The need to test anticancer drugs in multiple indications has been addressed by basket trials, which are Phase I or II clinical trials involving multiple tumor subtypes and a single master protocol. Basket trials typically involve few patients per type, making it challenging to rigorously compare responses across types. We describe the use of permutation testing to test for differences among subgroups using empirical null distributions and the Benjamini-Hochberg procedure to control for false discovery. We apply the approach retrospectively to tumor-volume changes and progression-free survival in published basket trials for neratinib, larotrectinib, pembrolizumab, and imatinib and uncover examples of therapeutic benefit missed by conventional binomial testing. For example, we identify an overlooked opportunity for use of neratinib in lung cancers carrying ERBB2 Exon 20 mutations. Permutation testing can be used to design basket trials but is more conservatively introduced alongside established approaches to enrollment such as Simon’s two-stage design.

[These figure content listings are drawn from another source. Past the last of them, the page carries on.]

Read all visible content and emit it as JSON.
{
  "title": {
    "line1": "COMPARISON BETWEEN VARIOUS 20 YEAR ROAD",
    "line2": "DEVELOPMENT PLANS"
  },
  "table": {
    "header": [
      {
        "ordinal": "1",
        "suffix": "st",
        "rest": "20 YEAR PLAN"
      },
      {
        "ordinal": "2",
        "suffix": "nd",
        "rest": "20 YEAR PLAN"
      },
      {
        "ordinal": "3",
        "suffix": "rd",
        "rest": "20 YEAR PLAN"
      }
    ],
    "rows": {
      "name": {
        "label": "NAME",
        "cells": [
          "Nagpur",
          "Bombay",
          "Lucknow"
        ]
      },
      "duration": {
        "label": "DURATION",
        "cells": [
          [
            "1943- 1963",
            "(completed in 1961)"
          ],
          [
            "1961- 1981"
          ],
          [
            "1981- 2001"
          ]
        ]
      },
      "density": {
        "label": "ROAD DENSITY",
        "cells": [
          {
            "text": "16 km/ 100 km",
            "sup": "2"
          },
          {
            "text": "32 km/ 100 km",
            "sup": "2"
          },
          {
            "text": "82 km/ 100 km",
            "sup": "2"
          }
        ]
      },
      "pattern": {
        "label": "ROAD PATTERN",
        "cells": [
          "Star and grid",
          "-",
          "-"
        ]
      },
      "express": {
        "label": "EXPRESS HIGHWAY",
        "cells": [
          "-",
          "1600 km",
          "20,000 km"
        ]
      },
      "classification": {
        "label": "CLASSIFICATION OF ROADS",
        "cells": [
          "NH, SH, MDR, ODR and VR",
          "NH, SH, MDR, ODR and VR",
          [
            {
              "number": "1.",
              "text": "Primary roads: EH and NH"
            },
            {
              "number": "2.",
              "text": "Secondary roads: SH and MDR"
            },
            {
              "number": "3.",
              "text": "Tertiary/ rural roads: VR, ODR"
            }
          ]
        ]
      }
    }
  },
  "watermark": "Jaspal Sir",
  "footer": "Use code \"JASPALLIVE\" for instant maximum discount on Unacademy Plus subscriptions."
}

篮子试验解决了在多种适应症中测试抗癌药物的需求，这些试验是涉及多种肿瘤亚型和单一主协议的 I 或 II 期临床试验。篮式试验通常每种类型的患者很少，因此很难严格比较不同类型的反应。我们描述了使用置换测试来测试使用经验零分布和 Benjamini-Hochberg 程序来控制错误发现的子组之间的差异。我们回顾性地将该方法应用于已发表的来那替尼、拉罗替尼、派姆单抗和伊马替尼的篮子试验中的肿瘤体积变化和无进展生存期，并发现了传统二项式测试遗漏的治疗益处的例子。例如，ERBB2外显子 20 突变。置换测试可用于设计篮子试验，但更保守地与已建立的注册方法一起引入，例如 Simon 的两阶段设计。